Every week, the organization should learn from:
- Customers.
- Production.
- Delivery metrics.
- Incidents.
- Security signals.
- Sales calls.
- Competitor movement.
- Open source.
- Research papers.
- Vendor releases.
- Internal experiments.
Learning should become visible through notes, demos, wiki updates, tech radar changes, and decisions.
How The Pieces Relate
| Practice | Feeds | Depends On |
|---|---|---|
| Daily research | Tech radar, product ideas, risk awareness | Curiosity and sharing |
| Product discovery | Roadmap and experiments | Customer access and evidence |
| Design thinking | Adoption and usability | Empathy and prototype loops |
| Engineering practices | Delivery speed and quality | Craft, review, automation |
| Architecture | Future change speed | Strategic clarity and technical judgment |
| DevSecOps | Trust and compliance | Secure pipelines and team ownership |
| SRE | Reliability and customer trust | Observability and product tradeoffs |
| Platform engineering | Developer productivity | Product mindset toward internal users |
| AI adoption | Cognitive leverage | Governance and evaluation |
| Leadership | Culture and decision quality | Context, coaching, accountability |
Operating Cadence
flowchart TB
D[Daily: research, standup, flow health] --> W[Weekly: discovery, reliability, learning review]
W --> F[Fortnightly: demos, retros, tech radar]
F --> M[Monthly: architecture council, capability review]
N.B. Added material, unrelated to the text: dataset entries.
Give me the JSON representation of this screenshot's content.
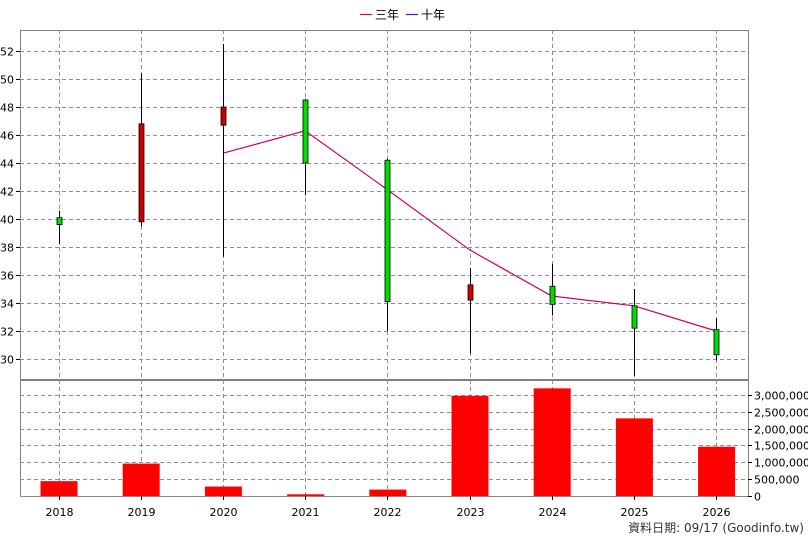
{
  "chart_data": [
    {
      "type": "candlestick",
      "categories": [
        "2018",
        "2019",
        "2020",
        "2021",
        "2022",
        "2023",
        "2024",
        "2025",
        "2026"
      ],
      "ohlc": [
        {
          "open": 39.6,
          "high": 40.6,
          "low": 38.2,
          "close": 40.1
        },
        {
          "open": 46.8,
          "high": 50.4,
          "low": 39.5,
          "close": 39.8
        },
        {
          "open": 48.0,
          "high": 52.5,
          "low": 37.3,
          "close": 46.7
        },
        {
          "open": 44.0,
          "high": 48.6,
          "low": 41.7,
          "close": 48.5
        },
        {
          "open": 34.1,
          "high": 44.3,
          "low": 32.0,
          "close": 44.2
        },
        {
          "open": 35.3,
          "high": 36.5,
          "low": 30.4,
          "close": 34.2
        },
        {
          "open": 33.9,
          "high": 36.8,
          "low": 33.1,
          "close": 35.2
        },
        {
          "open": 32.2,
          "high": 35.0,
          "low": 28.8,
          "close": 33.8
        },
        {
          "open": 30.3,
          "high": 32.9,
          "low": 29.9,
          "close": 32.1
        }
      ],
      "series": [
        {
          "name": "三年",
          "color": "#cc0066",
          "values": [
            null,
            null,
            44.7,
            46.3,
            42.1,
            37.8,
            34.5,
            33.8,
            32.0
          ]
        },
        {
          "name": "十年",
          "color": "#6600cc",
          "values": [
            null,
            null,
            null,
            null,
            null,
            null,
            null,
            null,
            null
          ]
        }
      ],
      "ylim": [
        28.5,
        53.5
      ],
      "yticks": [
        30,
        32,
        34,
        36,
        38,
        40,
        42,
        44,
        46,
        48,
        50,
        52
      ],
      "colors": {
        "up": "#00dd00",
        "down": "#cc0000",
        "wick": "#000000"
      },
      "grid": true,
      "legend": "top-center"
    },
    {
      "type": "bar",
      "categories": [
        "2018",
        "2019",
        "2020",
        "2021",
        "2022",
        "2023",
        "2024",
        "2025",
        "2026"
      ],
      "values": [
        440000,
        960000,
        280000,
        50000,
        190000,
        2970000,
        3190000,
        2300000,
        1460000
      ],
      "ylim": [
        0,
        3200000
      ],
      "yticks": [
        {
          "value": 0,
          "label": "0"
        },
        {
          "value": 500000,
          "label": "500,000"
        },
        {
          "value": 1000000,
          "label": "1,000,000"
        },
        {
          "value": 1500000,
          "label": "1,500,000"
        },
        {
          "value": 2000000,
          "label": "2,000,000"
        },
        {
          "value": 2500000,
          "label": "2,500,000"
        },
        {
          "value": 3000000,
          "label": "3,000,000"
        }
      ],
      "color": "#ff0000",
      "grid": true
    }
  ],
  "footer": {
    "text": "資料日期: 09/17  (Goodinfo.tw)"
  }
}
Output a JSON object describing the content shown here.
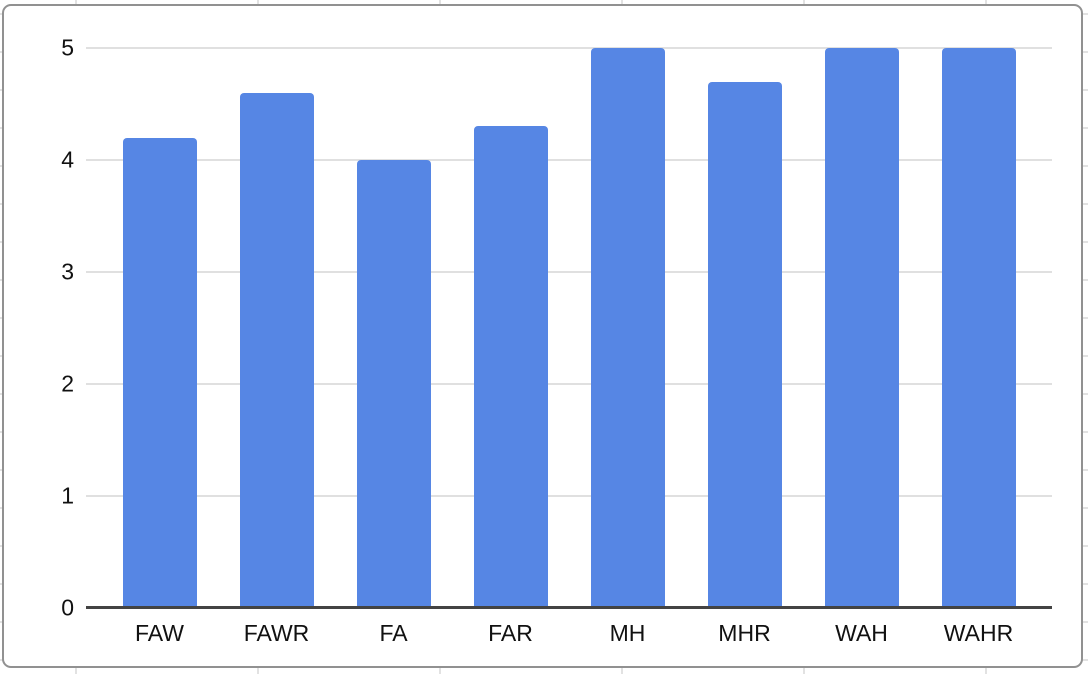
{
  "chart_data": {
    "type": "bar",
    "categories": [
      "FAW",
      "FAWR",
      "FA",
      "FAR",
      "MH",
      "MHR",
      "WAH",
      "WAHR"
    ],
    "values": [
      4.2,
      4.6,
      4.0,
      4.3,
      5.0,
      4.7,
      5.0,
      5.0
    ],
    "title": "",
    "xlabel": "",
    "ylabel": "",
    "ylim": [
      0,
      5
    ],
    "yticks": [
      0,
      1,
      2,
      3,
      4,
      5
    ],
    "grid": true,
    "legend": "none",
    "bar_color": "#5686e4",
    "gridline_color": "#e0e0e0",
    "axis_line_color": "#434343",
    "tick_label_color": "#111111",
    "chart_border_color": "#919191",
    "sheet_gridline_color": "#e2e2e2"
  }
}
M --> Q[Quarterly: strategy, OKRs, team topology]
Q --> D
Simpro Leadership Questions
Ask these regularly:
- Are teams clear on outcomes or only tasks?
- Can engineers explain customer value?
- Can product explain technical constraints?
- Can sales explain product limits honestly?
- Are reliability and security visible in planning?
- Are incidents changing the system?
- Are architecture decisions recorded and revisited?
- Are platforms reducing cognitive load?
- Is AI improving judgment or creating hidden risk?
- Is learning turning into action?
Maturity Model
| Level | Description | Signal |
|---|---|---|
| 1. Reactive | Teams respond to urgent work and incidents | Work is mostly unplanned |
| 2. Managed | Basic planning, delivery, and ownership exist | Teams can predict near-term delivery |
| 3. Measured | Outcomes, quality, reliability, and flow are visible | Decisions use data |
| 4. Learning | Feedback loops continuously improve product and engineering | Experiments and postmortems change behavior |
| 5. Adaptive | Organization senses change early and reallocates quickly | Strategy, architecture, and teams evolve deliberately |
Team Reference Guide
How To Explain This Page
Use this page as a reference conversation, not as a checklist to read aloud. Start by explaining why the topic matters, then connect it to current team work, and finally ask what behavior should change.
The most useful way to teach this material is to move from concept to example. Explain the principle, show how it appears in daily work, ask the team where it is currently strong or weak, and finish with one small action.
Guidelines For Teams
- Connect the topic to a current project, customer problem, incident, or decision.
- Translate concepts into visible behaviors.
- Keep the guidance lightweight enough to use weekly.
- Capture decisions, examples, and improvements back into the wiki.
- Review the page again after a project, incident, or retrospective to update what the team has learned.
Reflection Questions
- What part of this topic is already working well for us?
- What part is still mostly theory?
- What is one behavior we can change in the next 30 days?